The National Institute of Standards and Technology (NIST) recently did a study on the effects of race, age and sex on the facial recognition software. The results showed significant biases in the software for the people of color and women.
The report’s primary author and a NIST computer scientist, Patrick Grother, said in a statement,
“While it is usually incorrect to make statements across algorithms, we found empirical evidence for the existence of demographic differentials in the majority of the face recognition algorithms we studied.”
This means that the algorithms misidentified people of color more than white people and they also misidentified women more than men.
JUST RELEASED! New report from @NIST provides first-of-its-kind insights into the accuracy of face recognition algorithms… and findings show a wide range in performance.
— Cybersecurity @ NIST (@NISTcyber) December 19, 2019
The study done by NIST is pretty robust. NIST evaluated 189 software algorithms from 99 developers, “a majority of the industry”, using federal government data sets which contains roughly 18 million images of more than 8 million people.

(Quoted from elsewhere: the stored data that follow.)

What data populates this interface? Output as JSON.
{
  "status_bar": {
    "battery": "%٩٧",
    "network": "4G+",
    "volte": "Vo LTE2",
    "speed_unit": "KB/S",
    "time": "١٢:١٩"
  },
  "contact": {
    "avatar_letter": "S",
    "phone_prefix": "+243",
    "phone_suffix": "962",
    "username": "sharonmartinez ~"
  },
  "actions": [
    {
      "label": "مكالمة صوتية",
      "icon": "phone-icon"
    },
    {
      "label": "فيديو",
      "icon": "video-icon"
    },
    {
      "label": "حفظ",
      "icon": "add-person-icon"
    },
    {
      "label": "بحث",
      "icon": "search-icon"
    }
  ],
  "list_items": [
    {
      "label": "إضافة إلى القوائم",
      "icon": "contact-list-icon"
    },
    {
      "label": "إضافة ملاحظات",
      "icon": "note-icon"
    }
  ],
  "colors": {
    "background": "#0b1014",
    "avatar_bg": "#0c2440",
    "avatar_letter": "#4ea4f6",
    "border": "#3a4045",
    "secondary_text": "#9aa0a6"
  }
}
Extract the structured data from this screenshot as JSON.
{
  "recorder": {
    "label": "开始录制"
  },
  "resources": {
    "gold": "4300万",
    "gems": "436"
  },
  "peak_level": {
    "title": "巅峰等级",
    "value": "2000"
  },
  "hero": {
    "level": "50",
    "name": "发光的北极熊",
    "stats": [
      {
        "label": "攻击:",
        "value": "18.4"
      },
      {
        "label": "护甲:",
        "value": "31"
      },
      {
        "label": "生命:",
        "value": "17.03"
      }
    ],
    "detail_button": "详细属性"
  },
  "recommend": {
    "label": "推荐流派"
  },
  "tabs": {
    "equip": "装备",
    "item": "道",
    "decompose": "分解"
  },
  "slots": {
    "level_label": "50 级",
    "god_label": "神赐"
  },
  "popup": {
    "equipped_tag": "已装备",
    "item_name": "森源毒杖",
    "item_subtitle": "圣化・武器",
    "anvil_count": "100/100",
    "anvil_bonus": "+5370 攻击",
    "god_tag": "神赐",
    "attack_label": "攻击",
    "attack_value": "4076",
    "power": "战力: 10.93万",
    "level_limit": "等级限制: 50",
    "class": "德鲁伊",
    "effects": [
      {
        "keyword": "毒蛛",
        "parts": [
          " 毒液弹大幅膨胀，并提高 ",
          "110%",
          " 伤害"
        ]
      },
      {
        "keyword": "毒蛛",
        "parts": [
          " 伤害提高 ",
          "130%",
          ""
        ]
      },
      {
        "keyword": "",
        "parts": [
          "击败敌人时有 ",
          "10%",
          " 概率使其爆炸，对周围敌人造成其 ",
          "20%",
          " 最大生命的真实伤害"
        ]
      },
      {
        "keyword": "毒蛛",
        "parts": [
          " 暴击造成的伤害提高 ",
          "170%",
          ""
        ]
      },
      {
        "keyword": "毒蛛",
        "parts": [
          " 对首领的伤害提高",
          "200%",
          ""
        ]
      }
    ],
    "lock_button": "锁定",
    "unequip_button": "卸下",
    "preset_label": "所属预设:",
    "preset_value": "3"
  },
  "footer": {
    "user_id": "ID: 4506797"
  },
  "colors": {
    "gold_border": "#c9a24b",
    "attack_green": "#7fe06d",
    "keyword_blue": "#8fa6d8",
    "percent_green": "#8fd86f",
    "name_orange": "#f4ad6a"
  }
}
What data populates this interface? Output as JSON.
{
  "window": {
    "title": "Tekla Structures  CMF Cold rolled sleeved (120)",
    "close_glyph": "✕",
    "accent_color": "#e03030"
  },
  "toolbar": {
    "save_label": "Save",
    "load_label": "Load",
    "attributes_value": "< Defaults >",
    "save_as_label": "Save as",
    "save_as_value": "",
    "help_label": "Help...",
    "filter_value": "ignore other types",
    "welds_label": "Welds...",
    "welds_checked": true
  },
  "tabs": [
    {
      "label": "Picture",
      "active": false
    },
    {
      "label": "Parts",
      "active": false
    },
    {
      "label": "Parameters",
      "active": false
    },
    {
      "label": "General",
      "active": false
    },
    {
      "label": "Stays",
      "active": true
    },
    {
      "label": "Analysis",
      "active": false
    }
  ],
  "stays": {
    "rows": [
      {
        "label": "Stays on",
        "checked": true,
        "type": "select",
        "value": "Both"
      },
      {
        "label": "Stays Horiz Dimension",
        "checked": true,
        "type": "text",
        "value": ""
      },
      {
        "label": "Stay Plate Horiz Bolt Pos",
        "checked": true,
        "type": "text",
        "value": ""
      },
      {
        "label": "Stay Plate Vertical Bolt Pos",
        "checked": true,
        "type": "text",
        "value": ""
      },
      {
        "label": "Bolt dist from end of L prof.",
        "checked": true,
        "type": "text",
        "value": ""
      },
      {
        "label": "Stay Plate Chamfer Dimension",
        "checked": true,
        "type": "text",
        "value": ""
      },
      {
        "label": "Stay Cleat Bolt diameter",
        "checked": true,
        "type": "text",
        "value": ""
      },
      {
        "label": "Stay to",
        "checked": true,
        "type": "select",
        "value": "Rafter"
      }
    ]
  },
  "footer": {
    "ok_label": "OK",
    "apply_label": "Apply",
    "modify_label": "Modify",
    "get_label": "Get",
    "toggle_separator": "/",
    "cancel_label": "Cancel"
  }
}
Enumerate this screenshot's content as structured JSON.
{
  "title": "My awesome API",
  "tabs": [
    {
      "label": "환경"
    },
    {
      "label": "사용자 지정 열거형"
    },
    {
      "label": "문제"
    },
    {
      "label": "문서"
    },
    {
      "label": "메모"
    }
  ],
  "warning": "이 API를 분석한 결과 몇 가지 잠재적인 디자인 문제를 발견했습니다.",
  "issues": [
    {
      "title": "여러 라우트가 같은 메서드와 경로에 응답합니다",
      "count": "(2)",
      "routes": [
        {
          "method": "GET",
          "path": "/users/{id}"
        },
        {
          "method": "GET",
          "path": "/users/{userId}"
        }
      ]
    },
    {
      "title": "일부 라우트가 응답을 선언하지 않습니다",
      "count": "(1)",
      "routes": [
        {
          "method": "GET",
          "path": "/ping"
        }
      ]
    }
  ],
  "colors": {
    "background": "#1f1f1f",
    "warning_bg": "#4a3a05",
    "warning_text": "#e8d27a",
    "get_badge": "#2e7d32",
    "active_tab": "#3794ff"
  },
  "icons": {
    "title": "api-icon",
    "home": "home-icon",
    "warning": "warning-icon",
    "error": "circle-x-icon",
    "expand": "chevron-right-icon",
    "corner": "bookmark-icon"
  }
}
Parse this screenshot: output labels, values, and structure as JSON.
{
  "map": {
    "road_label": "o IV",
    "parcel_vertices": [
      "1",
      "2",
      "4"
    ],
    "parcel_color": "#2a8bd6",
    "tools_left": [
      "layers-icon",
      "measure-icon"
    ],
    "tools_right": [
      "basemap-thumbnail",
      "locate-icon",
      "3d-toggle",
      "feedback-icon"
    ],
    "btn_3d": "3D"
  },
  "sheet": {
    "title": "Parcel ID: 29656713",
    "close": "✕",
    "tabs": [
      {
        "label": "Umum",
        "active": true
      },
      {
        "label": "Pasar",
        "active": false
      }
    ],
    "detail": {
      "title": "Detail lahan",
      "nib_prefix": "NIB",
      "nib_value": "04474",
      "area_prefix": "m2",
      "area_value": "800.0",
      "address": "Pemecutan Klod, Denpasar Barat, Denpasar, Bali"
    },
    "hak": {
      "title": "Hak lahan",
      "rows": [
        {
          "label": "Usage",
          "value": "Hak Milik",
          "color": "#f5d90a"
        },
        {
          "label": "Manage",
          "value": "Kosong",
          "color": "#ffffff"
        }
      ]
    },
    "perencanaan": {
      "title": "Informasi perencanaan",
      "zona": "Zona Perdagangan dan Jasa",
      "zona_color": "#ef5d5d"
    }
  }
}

The study evaluated how well those algorithms perform in both one-to-one matches and one-to-many matches. Some algorithms were more accurate than others, and NIST carefully notes that “different algorithms perform differently.”
The higher rates of false positives were in the one-to-one matching scenario for Asian and African American faces compared to Caucasian faces. And this effect was remarkably dramatic as well in some instances with the misidentifications 100 times more for the Asian and African American faces compared to their white counterparts.
The study also showed that the algorithms resulted in more false positives for women than men and more false positives for the very young and very old compared to the middle-aged faces. In the one-to-many scenario, African American women had higher rates of false positives.
The study also found out that the algorithms developed in Asian countries didn’t result in the same drastic false-positive results in the one-to-one matching of Asian and Caucasian faces. According to NIST, this shows that the impact of the diversity of training data, or lack thereof, on the resulting algorithm.
“These results are an encouraging sign that more diverse training data may produce more equitable outcomes, should it be possible for developers to use such data,” Grother said.